There are other significant hurdles to Johnson’s return: He is under investigation by a parliamentary committee over whether he misled the House of Commons about parties held in Downing Street that broke pandemic rules. It could recommend Johnson’s expulsion or suspension from Parliament.

For all of his charisma, it is also not clear that Johnson retains the same power to turn out voters that he did three years ago. The scandals that brought him down eroded his popularity with many Britons, and it was under his watch that the polls began to tilt heavily toward the opposition Labour Party.

Finally, there is the question of whether Johnson is actually ready to return. In his farewell speech to Parliament, he signed off with, “Hasta la vista, baby,” Arnold Schwarzenegger’s famous line from the movie “Terminator 2.” He later compared himself to Cincinnatus, a fifth-century Roman politician who saved the state from an invasion, retired to his farm, then subsequently returned to Rome as a leader.

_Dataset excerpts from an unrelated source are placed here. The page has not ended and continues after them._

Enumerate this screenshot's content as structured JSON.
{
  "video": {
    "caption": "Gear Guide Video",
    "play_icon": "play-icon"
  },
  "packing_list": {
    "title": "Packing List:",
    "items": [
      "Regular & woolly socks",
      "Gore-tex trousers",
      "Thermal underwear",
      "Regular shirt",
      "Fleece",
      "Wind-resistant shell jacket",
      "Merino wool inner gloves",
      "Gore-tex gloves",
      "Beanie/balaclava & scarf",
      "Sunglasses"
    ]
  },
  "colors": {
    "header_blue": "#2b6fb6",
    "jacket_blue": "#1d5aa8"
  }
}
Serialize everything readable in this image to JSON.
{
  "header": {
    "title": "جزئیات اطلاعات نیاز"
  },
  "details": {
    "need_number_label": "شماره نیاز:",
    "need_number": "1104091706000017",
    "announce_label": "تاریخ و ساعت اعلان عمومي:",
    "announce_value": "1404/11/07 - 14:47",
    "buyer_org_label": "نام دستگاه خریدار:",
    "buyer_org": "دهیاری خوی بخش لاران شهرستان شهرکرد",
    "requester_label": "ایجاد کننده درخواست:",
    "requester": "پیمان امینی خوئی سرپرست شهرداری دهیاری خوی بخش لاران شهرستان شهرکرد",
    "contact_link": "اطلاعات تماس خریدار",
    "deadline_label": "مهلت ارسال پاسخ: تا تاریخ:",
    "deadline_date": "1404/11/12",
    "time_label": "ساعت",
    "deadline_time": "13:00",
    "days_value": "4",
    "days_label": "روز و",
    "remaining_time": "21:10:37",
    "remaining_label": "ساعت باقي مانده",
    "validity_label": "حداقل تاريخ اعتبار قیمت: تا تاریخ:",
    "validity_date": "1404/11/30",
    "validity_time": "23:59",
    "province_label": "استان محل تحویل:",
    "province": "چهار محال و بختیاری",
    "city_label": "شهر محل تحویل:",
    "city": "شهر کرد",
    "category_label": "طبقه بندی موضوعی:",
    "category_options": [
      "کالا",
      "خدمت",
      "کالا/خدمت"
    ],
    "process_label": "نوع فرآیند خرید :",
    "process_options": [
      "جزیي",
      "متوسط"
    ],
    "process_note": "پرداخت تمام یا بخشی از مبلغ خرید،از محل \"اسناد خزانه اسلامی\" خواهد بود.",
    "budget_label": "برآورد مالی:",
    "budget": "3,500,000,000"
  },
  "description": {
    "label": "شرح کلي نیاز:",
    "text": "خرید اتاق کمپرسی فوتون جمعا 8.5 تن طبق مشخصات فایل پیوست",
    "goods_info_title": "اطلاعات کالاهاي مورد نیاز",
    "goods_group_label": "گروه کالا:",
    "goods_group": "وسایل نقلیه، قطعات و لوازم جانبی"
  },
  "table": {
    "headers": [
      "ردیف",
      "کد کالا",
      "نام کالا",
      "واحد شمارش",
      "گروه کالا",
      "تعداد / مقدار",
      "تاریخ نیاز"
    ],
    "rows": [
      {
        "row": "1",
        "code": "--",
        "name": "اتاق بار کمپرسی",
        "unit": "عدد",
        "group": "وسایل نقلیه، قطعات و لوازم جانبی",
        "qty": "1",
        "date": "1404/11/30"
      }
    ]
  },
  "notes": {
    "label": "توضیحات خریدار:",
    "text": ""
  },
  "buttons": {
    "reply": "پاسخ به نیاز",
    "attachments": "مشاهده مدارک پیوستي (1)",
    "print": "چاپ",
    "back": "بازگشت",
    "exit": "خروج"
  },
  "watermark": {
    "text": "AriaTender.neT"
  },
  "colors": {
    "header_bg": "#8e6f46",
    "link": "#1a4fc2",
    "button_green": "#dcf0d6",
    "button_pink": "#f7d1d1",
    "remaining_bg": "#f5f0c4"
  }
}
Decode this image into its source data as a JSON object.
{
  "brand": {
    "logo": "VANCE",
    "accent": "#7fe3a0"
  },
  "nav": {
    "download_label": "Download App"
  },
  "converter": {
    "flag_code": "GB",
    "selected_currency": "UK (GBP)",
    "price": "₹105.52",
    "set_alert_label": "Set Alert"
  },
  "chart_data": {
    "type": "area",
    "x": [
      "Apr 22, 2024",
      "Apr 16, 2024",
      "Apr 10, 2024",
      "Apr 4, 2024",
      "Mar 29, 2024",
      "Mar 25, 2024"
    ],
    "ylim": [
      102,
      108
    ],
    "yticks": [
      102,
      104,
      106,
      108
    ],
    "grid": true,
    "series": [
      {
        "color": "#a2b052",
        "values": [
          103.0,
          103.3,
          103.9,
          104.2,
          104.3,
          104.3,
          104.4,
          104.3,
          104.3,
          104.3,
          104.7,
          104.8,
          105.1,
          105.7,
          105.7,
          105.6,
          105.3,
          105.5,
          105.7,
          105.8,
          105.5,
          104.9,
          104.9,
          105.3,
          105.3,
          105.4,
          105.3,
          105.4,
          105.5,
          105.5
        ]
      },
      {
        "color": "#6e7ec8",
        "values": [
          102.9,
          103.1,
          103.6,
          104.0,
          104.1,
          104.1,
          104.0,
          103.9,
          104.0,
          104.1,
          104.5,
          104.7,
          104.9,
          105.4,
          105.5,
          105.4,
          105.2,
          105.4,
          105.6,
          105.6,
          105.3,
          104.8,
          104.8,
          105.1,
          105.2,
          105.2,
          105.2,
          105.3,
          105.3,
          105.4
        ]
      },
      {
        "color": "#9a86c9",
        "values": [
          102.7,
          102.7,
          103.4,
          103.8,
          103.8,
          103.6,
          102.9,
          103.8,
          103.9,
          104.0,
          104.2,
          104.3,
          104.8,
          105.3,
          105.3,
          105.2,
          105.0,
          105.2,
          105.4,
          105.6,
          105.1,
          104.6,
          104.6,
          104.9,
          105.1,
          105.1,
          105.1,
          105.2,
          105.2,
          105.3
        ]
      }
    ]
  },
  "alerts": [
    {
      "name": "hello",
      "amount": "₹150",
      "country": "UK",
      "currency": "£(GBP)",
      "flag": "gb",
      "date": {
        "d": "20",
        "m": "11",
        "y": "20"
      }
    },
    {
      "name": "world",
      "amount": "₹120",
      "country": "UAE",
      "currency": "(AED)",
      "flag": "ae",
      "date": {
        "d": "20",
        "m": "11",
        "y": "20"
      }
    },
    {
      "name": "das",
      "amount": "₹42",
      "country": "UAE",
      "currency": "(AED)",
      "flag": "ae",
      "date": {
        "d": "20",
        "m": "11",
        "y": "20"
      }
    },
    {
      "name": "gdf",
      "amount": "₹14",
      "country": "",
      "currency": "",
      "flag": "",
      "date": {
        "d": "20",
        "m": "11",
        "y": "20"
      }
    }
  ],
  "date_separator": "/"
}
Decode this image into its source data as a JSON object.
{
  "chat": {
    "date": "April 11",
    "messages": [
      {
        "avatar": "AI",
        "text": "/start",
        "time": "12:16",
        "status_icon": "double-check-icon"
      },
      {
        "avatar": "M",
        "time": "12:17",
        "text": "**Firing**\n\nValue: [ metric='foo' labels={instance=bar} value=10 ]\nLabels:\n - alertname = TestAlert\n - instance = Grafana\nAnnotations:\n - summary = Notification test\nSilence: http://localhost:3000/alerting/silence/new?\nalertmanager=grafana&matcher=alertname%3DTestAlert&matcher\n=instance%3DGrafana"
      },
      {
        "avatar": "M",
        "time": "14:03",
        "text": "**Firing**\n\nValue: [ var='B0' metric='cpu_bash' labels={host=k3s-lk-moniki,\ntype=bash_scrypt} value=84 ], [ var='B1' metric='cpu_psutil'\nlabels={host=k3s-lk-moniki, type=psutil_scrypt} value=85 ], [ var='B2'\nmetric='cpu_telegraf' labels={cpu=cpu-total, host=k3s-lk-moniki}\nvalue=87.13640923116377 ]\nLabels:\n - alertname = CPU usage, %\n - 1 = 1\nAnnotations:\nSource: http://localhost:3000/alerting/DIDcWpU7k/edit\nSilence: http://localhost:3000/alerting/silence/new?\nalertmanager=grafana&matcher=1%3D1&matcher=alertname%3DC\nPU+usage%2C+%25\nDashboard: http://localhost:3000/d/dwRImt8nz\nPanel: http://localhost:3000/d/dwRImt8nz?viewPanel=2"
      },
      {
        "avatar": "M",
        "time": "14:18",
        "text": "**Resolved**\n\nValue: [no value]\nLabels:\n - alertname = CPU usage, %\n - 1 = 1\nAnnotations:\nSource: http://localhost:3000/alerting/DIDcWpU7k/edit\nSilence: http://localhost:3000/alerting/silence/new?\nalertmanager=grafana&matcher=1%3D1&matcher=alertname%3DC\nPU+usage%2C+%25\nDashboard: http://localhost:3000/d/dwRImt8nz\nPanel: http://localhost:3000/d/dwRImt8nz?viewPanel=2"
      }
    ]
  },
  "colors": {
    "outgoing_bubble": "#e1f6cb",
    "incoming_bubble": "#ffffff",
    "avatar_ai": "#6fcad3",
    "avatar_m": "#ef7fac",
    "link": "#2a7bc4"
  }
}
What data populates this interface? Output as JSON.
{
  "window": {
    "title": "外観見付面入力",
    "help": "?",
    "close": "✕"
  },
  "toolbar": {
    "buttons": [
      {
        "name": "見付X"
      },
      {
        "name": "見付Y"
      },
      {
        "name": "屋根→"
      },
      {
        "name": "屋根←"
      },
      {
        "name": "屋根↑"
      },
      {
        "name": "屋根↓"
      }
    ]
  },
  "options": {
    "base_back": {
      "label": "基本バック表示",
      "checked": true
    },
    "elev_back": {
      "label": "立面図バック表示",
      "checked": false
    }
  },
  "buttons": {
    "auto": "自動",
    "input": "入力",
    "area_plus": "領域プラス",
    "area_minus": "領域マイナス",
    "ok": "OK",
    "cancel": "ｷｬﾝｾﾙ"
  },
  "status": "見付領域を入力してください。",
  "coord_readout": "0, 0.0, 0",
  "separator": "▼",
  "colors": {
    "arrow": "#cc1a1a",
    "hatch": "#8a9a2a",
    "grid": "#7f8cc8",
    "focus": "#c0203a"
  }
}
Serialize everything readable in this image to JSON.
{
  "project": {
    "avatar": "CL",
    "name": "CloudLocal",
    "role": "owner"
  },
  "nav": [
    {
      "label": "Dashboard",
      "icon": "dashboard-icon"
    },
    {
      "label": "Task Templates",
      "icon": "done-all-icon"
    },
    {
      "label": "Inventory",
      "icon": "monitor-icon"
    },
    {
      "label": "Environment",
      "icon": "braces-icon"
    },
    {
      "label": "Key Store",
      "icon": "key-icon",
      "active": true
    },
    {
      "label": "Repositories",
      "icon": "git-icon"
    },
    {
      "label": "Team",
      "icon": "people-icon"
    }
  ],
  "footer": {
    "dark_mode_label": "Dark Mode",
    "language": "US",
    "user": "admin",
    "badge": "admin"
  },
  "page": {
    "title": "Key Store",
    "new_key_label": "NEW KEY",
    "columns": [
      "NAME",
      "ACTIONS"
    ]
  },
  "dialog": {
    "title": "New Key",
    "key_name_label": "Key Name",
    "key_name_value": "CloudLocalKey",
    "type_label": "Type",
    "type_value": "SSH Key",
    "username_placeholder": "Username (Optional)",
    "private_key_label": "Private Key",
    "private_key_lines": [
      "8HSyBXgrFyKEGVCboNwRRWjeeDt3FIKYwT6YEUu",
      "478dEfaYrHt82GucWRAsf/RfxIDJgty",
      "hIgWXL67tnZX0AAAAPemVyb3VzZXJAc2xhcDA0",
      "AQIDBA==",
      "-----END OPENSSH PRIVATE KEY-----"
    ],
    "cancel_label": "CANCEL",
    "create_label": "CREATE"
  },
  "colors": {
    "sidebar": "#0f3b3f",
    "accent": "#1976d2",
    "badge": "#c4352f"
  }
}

Still, as a highly visible former prime minister, Johnson is in line to take in millions of dollars on the after-dinner speaking circuit. He is expected to write another newspaper column, a gig that could bring him several hundred thousand pounds a year.

Johnson could also receive a lucrative advance for his memoirs, though that is complicated by the fact that he already owes the Hachette Book Group a biography of Shakespeare. Publishing executives said that if he sold the memoir to Hachette, it could allow him to set aside the Shakespeare book.

With two young children with his wife, Carrie, and several other children by his former wife, Marina, people who know Johnson say he is keen to make big money — something he cannot do as a serving prime minister, even if the job comes with housing and a comfortable salary of 164,080 pounds, or about $182,400.